While I did much of my shaping of both the whorl and the shaft using coarse sandpaper as that is what I had at hand, it is more likely that this would have been accomplished with files and rasps in period. It would certainly be easier to shape the stone with files, and the shaping would proceed more quickly, though using a slower process was probably for the best on my first attempt. As I plan to make more whorls in the future, I plan to invest in a good set of files and rasps to make this easier. I would also like to explore shaping the stone and the shafts on a lathe, as this would make it easier to get a balanced shape. The most challenging part of the shaping process is drilling the central hole, as this must be centered and perpendicular to the flat side of the whorl. It seems that drilling the hole first, then shaping around the hole on a lathe would be the simplest way to get an even, well-balanced whorl.

Even working with comparatively unsophisticated equipment, I was able to produce a quite serviceable spindle. There is a small amount of wobble when the spindle turns too quickly, which I suspect could be minimized by shortening the shaft or adjusting the notch.
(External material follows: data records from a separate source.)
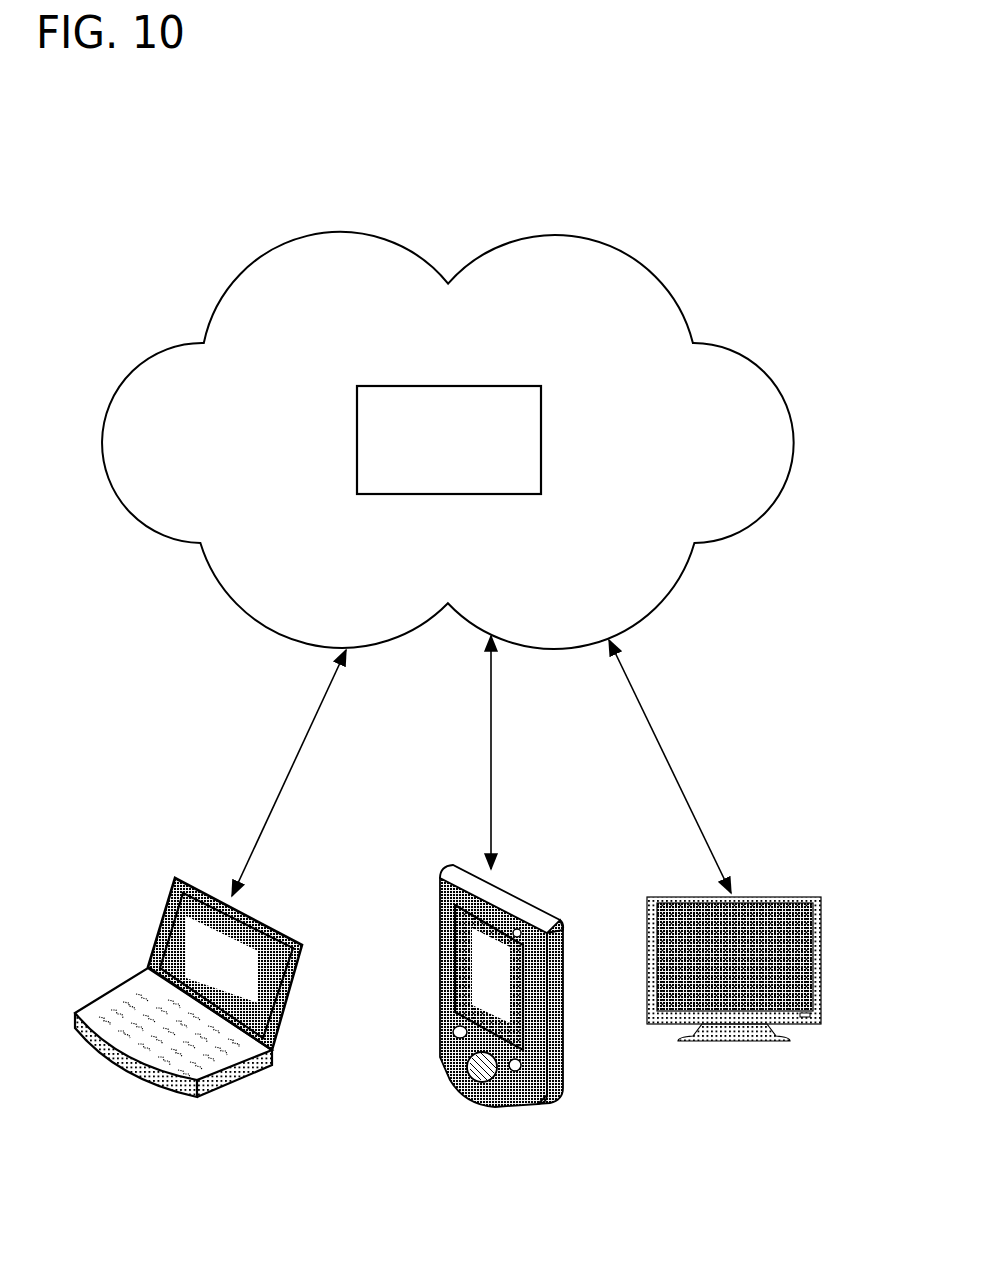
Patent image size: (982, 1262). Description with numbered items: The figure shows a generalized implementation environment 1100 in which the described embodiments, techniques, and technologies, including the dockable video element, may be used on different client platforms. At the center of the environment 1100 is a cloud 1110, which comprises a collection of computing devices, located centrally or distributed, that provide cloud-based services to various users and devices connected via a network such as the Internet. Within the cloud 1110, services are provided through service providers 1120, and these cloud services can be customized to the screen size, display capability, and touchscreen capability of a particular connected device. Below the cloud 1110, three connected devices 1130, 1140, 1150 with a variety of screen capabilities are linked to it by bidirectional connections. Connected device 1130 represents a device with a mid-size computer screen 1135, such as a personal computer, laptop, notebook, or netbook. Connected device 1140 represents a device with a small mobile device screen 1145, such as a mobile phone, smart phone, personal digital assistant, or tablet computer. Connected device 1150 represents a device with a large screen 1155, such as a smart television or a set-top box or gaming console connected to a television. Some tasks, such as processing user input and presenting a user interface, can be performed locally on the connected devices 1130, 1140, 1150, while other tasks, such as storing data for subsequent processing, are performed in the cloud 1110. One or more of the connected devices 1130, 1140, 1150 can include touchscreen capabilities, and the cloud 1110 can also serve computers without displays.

The implementation environment 1100 is at (764, 231).
The cloud 1110 is at (448, 440).
The service providers 1120 is at (449, 440).
The connected device 1130 is at (87, 1005).
The computer screen 1135 is at (240, 970).
The connected device 1140 is at (453, 862).
The mobile device screen 1145 is at (512, 993).
The connected device 1150 is at (802, 897).
The large screen 1155 is at (755, 969).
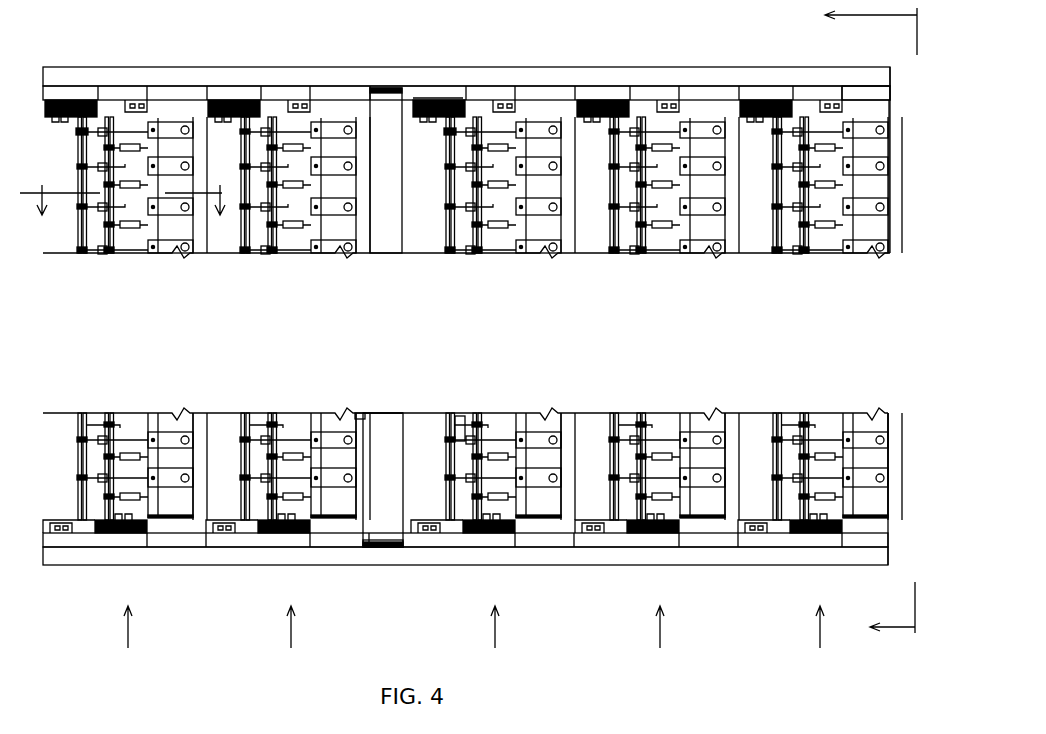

My whorl ended up weighting in at 50 grams, which is on the heavier side, but still allows me to produce a reasonably fine wool thread. It is interesting to note that this qualifies as a fairly light spindle by modern standards.


Anderson, Eva. Excavation in the Black Earth 1990-1995; Tools for Textile Production from Birka and Hedeby. The Birka Project, Stockholm, 2003.

Østergård, Else. Woven Into the Earth: Textiles From Norse Greenland. Aarhus University Press, 2004.

Walton, Penelope. The Archaeology of York: The Small Finds Textile Production at 16-22 Coppergate. The York Archaeological Trust, 1997.

Priest-Dorman, Carolyn. Medieval North European Spindles and Whorls ( Last accesses January 17, 2011.

Gaslee, Sarah. Viking Textile Tools ( Last accessed January 18, 2011.

Williamson, Roland. Regia Anglorum: Stoneworking ( Last accessed January 18, 2011.